Wurtzel also published an advice book, “Radical Sanity” (1999, later known as “The Bitch Rules” and “The Secret of Life”). After receiving her law degree in 2008, she wrote about intellectual property law in the 2015 book “Creatocracy.” She married Freed that year in a ceremony presided over by her friend and law-firm boss David Boies.
She later separated from her husband, but the couple remained close. In addition to Freed, of Manhattan, survivors include her mother, of Manhattan and Fort Lauderdale.

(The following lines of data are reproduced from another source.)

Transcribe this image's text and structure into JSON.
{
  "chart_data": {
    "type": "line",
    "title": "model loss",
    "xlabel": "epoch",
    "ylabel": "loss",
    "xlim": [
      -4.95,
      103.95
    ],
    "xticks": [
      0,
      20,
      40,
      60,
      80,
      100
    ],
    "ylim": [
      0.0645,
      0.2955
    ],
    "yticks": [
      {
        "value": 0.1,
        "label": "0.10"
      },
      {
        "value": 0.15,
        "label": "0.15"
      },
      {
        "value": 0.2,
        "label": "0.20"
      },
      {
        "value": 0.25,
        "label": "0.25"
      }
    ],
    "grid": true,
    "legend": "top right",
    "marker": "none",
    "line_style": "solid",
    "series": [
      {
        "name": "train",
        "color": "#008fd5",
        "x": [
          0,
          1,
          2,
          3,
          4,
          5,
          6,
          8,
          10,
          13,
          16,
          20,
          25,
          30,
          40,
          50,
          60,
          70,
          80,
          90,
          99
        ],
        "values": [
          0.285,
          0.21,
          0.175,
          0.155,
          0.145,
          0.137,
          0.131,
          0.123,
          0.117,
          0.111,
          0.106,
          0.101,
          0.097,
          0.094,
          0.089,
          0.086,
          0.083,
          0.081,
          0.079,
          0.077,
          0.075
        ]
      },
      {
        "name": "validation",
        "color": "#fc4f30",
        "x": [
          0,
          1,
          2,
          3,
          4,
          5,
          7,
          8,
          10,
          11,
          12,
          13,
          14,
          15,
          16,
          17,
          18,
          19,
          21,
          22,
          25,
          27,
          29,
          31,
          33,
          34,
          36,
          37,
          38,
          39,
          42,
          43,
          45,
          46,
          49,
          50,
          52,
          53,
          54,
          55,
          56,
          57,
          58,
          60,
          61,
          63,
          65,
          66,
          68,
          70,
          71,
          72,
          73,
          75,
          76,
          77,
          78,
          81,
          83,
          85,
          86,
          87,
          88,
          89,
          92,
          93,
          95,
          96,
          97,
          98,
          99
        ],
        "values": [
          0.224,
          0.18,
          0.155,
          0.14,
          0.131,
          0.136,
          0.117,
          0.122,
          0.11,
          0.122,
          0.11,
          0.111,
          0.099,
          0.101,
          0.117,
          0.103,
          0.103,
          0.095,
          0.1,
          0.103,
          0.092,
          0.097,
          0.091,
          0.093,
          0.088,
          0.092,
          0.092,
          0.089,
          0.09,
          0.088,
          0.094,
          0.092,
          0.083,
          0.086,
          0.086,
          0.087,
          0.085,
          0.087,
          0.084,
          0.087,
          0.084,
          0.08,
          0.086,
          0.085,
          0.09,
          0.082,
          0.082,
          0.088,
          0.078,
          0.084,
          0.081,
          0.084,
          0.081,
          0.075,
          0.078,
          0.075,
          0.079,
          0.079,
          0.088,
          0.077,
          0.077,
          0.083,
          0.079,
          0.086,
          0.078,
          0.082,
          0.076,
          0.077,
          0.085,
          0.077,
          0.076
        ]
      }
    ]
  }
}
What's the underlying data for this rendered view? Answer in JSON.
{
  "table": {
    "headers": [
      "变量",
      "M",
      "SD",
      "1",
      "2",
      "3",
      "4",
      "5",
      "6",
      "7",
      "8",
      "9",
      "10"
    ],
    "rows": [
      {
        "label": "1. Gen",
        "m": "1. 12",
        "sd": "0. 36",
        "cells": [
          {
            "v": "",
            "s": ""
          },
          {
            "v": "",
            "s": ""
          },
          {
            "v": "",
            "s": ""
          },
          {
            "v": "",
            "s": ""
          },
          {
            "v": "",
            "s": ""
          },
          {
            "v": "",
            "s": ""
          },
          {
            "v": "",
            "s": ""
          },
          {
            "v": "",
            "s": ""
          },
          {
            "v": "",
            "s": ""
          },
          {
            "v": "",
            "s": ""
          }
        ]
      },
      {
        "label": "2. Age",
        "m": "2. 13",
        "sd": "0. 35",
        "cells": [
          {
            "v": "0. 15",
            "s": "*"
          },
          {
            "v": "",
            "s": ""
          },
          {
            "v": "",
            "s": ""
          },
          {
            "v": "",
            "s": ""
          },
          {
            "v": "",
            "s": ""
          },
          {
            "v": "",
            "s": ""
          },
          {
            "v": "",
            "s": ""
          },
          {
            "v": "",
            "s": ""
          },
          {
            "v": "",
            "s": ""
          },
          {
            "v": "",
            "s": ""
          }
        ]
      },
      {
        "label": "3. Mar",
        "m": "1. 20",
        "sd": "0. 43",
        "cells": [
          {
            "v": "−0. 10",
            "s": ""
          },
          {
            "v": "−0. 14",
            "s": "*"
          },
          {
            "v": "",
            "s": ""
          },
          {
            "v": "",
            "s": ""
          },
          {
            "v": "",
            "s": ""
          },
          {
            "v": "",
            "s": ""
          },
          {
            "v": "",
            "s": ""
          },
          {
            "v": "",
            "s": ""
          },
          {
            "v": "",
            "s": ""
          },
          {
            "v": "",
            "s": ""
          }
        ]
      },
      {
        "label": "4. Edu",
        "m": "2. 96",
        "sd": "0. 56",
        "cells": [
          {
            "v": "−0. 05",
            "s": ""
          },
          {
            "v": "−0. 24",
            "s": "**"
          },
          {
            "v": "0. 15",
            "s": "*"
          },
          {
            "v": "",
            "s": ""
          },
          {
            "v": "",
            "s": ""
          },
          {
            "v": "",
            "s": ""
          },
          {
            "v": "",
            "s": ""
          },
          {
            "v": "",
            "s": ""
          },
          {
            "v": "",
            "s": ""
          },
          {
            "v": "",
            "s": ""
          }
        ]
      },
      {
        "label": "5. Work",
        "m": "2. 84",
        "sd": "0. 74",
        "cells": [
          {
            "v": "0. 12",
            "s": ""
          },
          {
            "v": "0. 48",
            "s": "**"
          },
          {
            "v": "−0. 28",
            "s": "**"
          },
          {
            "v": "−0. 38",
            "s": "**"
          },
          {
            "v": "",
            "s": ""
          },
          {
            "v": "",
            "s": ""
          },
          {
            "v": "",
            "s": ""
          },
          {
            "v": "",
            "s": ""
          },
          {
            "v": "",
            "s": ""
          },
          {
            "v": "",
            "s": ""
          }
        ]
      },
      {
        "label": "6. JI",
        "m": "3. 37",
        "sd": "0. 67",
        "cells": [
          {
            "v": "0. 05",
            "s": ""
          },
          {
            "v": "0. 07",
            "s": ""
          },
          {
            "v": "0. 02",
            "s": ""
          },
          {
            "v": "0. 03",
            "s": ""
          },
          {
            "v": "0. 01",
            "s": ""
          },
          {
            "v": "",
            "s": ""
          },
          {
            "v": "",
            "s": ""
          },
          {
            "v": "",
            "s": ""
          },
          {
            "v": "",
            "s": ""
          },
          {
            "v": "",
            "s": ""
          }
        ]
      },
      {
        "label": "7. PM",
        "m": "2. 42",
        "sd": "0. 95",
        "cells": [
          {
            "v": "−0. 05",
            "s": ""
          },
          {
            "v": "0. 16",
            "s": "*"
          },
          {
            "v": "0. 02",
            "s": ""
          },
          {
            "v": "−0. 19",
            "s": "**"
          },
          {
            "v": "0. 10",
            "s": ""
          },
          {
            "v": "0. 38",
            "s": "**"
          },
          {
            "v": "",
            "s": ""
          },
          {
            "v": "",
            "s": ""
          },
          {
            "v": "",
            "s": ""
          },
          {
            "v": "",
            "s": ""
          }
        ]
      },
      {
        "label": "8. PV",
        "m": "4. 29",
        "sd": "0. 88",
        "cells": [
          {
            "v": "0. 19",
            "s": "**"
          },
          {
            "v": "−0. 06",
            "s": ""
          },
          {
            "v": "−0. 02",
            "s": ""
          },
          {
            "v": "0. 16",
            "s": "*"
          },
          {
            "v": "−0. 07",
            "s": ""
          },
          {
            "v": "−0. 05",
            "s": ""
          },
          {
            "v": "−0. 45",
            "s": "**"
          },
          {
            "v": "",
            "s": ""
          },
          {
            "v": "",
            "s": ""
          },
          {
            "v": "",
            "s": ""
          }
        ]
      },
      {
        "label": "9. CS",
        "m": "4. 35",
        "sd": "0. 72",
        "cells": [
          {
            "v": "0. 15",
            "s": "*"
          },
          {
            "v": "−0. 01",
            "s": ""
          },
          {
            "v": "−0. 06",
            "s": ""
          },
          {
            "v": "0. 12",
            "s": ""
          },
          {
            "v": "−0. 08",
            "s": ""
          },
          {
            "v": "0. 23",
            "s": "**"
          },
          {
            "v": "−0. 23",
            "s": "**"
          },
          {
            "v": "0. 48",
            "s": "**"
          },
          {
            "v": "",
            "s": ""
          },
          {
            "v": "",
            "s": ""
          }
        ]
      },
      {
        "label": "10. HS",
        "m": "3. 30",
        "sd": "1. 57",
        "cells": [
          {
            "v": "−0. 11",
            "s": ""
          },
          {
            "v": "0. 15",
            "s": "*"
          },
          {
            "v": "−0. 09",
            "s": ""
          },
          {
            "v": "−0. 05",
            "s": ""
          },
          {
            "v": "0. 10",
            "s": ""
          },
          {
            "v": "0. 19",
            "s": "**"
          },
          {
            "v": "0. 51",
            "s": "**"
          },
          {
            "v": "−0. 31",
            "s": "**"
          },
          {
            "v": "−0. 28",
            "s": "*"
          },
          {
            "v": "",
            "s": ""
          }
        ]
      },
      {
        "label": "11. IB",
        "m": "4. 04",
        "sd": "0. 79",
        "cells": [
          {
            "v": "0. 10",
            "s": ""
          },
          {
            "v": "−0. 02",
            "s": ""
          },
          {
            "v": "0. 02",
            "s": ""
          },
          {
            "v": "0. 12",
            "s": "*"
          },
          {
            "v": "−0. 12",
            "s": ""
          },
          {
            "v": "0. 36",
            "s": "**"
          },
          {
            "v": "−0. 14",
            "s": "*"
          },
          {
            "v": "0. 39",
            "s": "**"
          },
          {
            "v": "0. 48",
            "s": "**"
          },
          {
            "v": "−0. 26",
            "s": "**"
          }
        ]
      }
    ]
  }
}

In a 2013 essay for New York magazine, Wurtzel wrote that she was “fortunate to have been well paid for an almost pathological honesty,” a kind of unfiltered openness to the world that she found impossible to live without it.
“I have always made choices without considering the consequences, because I know all I get is now,” she concluded. “Maybe I get later, too, but I will deal with that later. I choose pleasure over what is practical. I may be the only person who ever went to law school on a lark. And I wonder what I was thinking about with all those other larks, my beautiful larks, larks flying away.”